In this blog, we look at the increasingly important field of computational biology. What is it, why is it such a big deal, and how can it help children with cancer?
Computational biology and childhood cancer
Modern technology is providing us with all sorts of information about childhood cancer we never dreamed we would have access to. New genetic techniques are allowing us to not only look inside cancer cells, but to examine the very molecules that drive their survival, growth and spread.
This powerful new technology is generating vast amounts of data, often referred to as ‘big data’. In particular, whole genome sequencing – a technique used to determine the exact sequence of all the DNA bases that make up a cell’s genome (its genetic material) − is producing data on a scale never seen before.
To give you an idea of the scale involved, consider this. Using whole genome sequencing technology, we can see right down to the level of the individual bases or nucleotides (A, C, G, T) that make up a child’s genome. How many of these are in each genome? About six billion.

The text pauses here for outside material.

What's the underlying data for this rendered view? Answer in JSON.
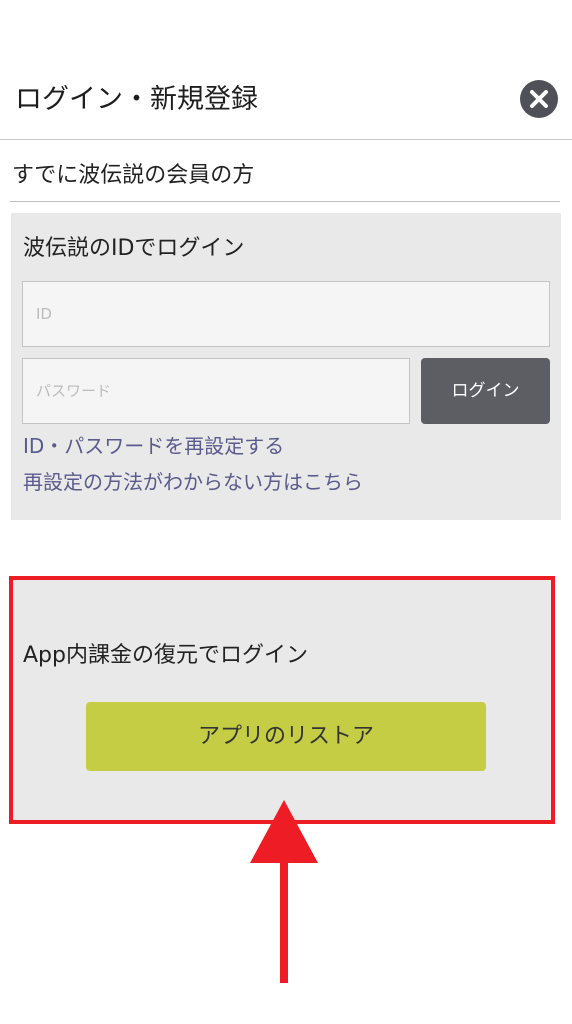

Each child is born with about 5 million ‘genetic variants’, or differences in their DNA. Which one or two increase the risk of childhood cancer? Once a child has cancer, their tumour acquires between one thousand to one million genetic variants as it grows and develops. Which one, two or more of these are medically relevant? To answer such questions, we need the sophisticated tools and skills of computational biologists.
Applying computational biology to precision medicine
Computational biology has come to the fore in recent years in the context of precision medicine. The term ‘precision medicine’ refers to identifying the best treatment for each individual patient based on patient-specific factors – particularly genetics.
A great example of this is the Zero Childhood Cancer Program (ZERO), jointly led by our Institute and Kids Cancer Centre at Sydney Children’s Hospital, Randwick. Each child enrolled on ZERO has a sample of their cancer comprehensively analysed in the lab, using molecular techniques including whole genome sequencing. Computational biologists then work to extract meaning from all the data generated by these techniques.
Ideally, this data analysis leads to an understanding of that child’s cancer that is able to inform everything from their diagnosis and prognosis to their treatment. But even when this is not possible, the data analysis adds to a growing body of knowledge about cancer in children that will ultimately help many children with cancer in the future.
To handle the vast amounts of data involved in computational biology, top notch data management is needed. For ZERO, hybrid cloud technology through a partnership with Equinix has become a key enabling technology, allowing us to store and transfer huge amounts of data, and to work with it at speed. Using cloud computing in parallel (many computers simultaneously), we can compress the time taken to analyse each child’s cancer genome from about 5000 hours down to 24 real hours.
The Computational Biology team at Children's Cancer Institute.
Our computational biology team
Here at Children’s Cancer Institute, we have a Computational Biology Group made up of 16 talented researchers and engineers. Led by Associate Professor Mark Cowley, the team works across four areas.
The core work of the Group is genome informatics – building algorithms to try to understand data such as that generated by whole genome sequencing, and data engineering – building data analysis pipelines that receive input in the form of raw data from multiple points and produce output which indicates which genetic variants in a child’s genome may be clinically significant.
Other teams working within the Group focus on building classifiers to find patterns and extract meaning from large data sets (data science), and building apps and other tools to help researchers understand the data they generate (software engineering).
The Group also develops methods to integrate the data generated through the Zero Childhood Cancer Program with data in international public access databases. This leads to collaborative multidisciplinary research which serves to answer far-reaching questions about childhood cancer.
The future of computational biology
Now that we are able to analyse cells on such a micro scale, the sky’s the limit for cancer research. Computational biology is only going to become more important as we find new ways to generate data and look to extract meaning from it. This is very much a developing science, and one that looks set to have a growing impact on childhood cancer research as we move into the future.